O mistério da "garota perdida" do Titanic é esclarecido

O mistério da

A história do naufrágio do famoso transatlântico britânico que bateu em um iceberg em abril de 1912 carrega consigo toda uma série de mitos e fantasias das quais derivaram numerosas especulações e, também, fraudes. Esse é o caso de Loraine Allison, uma passageira que viajou com a mãe no RMS Titanic quando eu tinha apenas dois anos. Eles foram os únicos dois corpos de viajantes de classe alta que não foram encontrados.

30 anos depois do naufrágio, uma mulher ligou Helen Kramer afirmou ser a garota perdida e exigiu reconhecimento da família. Ele forneceu inúmeras informações familiares pessoais e revelou todos os tipos de dados chocantes, como o de que seu pai verdadeiro era Thomas Andrew, projetista do navio que morreu no naufrágio.

Apesar dele, Kramer morreu sem ser capaz de provar o que alegou, sem reconhecimento oficial e, portanto, sem o suposto legado milionário que poderia herdar de outra forma. Mas com a comemoração do centenário do evento em 2012, A bisneta de Helen, Debrina Woods, retomou o processo e empreendeu uma campanha pomposa para ser reconhecida como herdeira da família Allison, assegurando que em nenhum momento sua intenção foi assumir a herança milionária.

Uma série de seguidores e fãs da história do naufrágio criaram campanhas para desvendar o mistério. Agora, as técnicas de análise de DNA tornaram possível descobrir se o que Helen Kramer e sua bisneta alegaram é verdade. A comparação do DNA de Kramer com os da família Allison foi negativa, então parece que tudo foi uma fraude da mídia das muitas que cercam o Titanic e seu naufrágio.

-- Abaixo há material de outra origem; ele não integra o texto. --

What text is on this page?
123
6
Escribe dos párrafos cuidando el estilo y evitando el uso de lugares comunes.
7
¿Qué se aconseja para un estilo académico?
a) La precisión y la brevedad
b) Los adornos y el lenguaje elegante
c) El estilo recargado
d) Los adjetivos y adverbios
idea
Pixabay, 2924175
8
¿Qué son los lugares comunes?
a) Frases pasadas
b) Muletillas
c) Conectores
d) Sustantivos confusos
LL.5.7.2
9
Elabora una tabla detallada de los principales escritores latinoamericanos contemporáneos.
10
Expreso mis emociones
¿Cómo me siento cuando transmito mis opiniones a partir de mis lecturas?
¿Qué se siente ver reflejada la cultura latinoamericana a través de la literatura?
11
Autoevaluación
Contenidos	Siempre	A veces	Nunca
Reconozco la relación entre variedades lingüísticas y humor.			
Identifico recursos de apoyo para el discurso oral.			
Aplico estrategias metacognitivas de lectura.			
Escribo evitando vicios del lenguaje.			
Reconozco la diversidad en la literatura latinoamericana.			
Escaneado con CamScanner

Com tudo, Woods continua determinado a provar a veracidade de sua história e garante que não há fortuna familiar: "A maior parte do dinheiro tinha ido embora no 'crash' de 1929 e o resto foi mal administrado pelos dois irmãos restantes George e WP (William Percival) Allison", diz ele. O mistério de Lorrain Allison permanece aberto.

Romântico, no sentido artístico da palavra. Na minha adolescência, a família e os amigos sempre me lembravam que eu era um inveterado humanista, pois passava o tempo fazendo o que talvez os outros nem tanto, acreditando ser Bécquer, imerso em minhas próprias fantasias artísticas, em livros e filmes, sempre querendo viajar e explorar o mundo, admirado pelo meu passado histórico e pelas maravilhosas produções do ser humano. Por isso resolvi estudar História e combiná-la com História da Arte, porque me pareceu a forma mais adequada de realizar as competências e paixões que me caracterizam: ler, escrever, viajar, pesquisar, conhecer, dar a conhecer, educar. Divulgação é outra das minhas motivações, pois entendo que não existe palavra que tenha valor real se não for porque foi transmitida de forma eficaz. E com isso, estou determinado a que tudo que faço na minha vida tenha um propósito educacional.